Poison-Free Rat Control
There are other less dangerous and infinitely more humane ways to handle a rat infestation that doesn’t include the use of poison.
Keep Your Yard Maintained
Rats require food and shelter. An unkempt yard is an invitation to take cover, so proper yard maintenance can discourage them from setting up shop on your property. Keep your yard trimmed and avoid having dense shrubbery. Don’t allow piles of wood brush or debris to pile up.
If you compost in your yard, ensure that your compost containers have tight-fitting lids and are constructed of “rodent-proof” materials.
Install Snap Traps
If you’re going to kill a rat, snap traps are considered the most humane because they instantly kill a rat. They’re also environmentally friendly because they have no poisonous chemicals, and you can reuse them. Please do not use glue traps because they lead to terrible suffering.
Even though you might be annoyed at rats for taking up residence rent-free, no one deserves the agony of a glue trap.
Remove Access to Food Sources
Like shelter, food is a necessity for rodents. If you eliminate access, they will likely move to greener pastures. This step involves putting all food away and not leaving it on your countertops. You may also need to seal containers in cupboards and pantries.

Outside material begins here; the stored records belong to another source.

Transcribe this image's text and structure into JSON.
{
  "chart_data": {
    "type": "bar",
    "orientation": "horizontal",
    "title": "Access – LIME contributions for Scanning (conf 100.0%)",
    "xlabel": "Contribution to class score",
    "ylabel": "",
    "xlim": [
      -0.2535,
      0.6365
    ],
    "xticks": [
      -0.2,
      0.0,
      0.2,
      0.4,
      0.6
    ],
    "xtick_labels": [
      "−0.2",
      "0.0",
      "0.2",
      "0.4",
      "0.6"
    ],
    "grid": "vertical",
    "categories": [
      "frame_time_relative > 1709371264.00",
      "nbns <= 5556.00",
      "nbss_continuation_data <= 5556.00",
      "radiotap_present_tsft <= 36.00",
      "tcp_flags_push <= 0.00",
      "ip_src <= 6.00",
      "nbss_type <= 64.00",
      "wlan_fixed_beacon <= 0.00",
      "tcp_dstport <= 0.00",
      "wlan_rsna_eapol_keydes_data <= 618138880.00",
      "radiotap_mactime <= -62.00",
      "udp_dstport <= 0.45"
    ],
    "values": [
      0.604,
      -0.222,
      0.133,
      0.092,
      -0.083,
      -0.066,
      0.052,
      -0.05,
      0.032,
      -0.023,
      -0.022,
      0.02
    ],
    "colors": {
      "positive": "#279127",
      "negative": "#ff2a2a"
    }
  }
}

Indoor plants can also pose a temptation. If you have fruit plants, nut trees, or large potted plants, you may need to move them outside.
Seal All Entry Points
Do a perimeter search of your home to see how rats have gained entry inside. You can also take this step as a preventive measure to avoid a future infestation. Look for small holes or cracks inside and outside your home. Even a space that’s just half an inch thick could be wide enough for a rat to squeeze through.
Contact a Pest Control Professional for Help
Even the most ardent animal lover is unlikely to welcome the idea of a rat infestation. Though rat poison might seem like a fast and easy option to solve your problem, the risks and dangers outweigh any potential benefit. We recommend exploring natural alternatives first, and if those fail or you need immediate relief, contact a professional pest control company to solve the problem for you.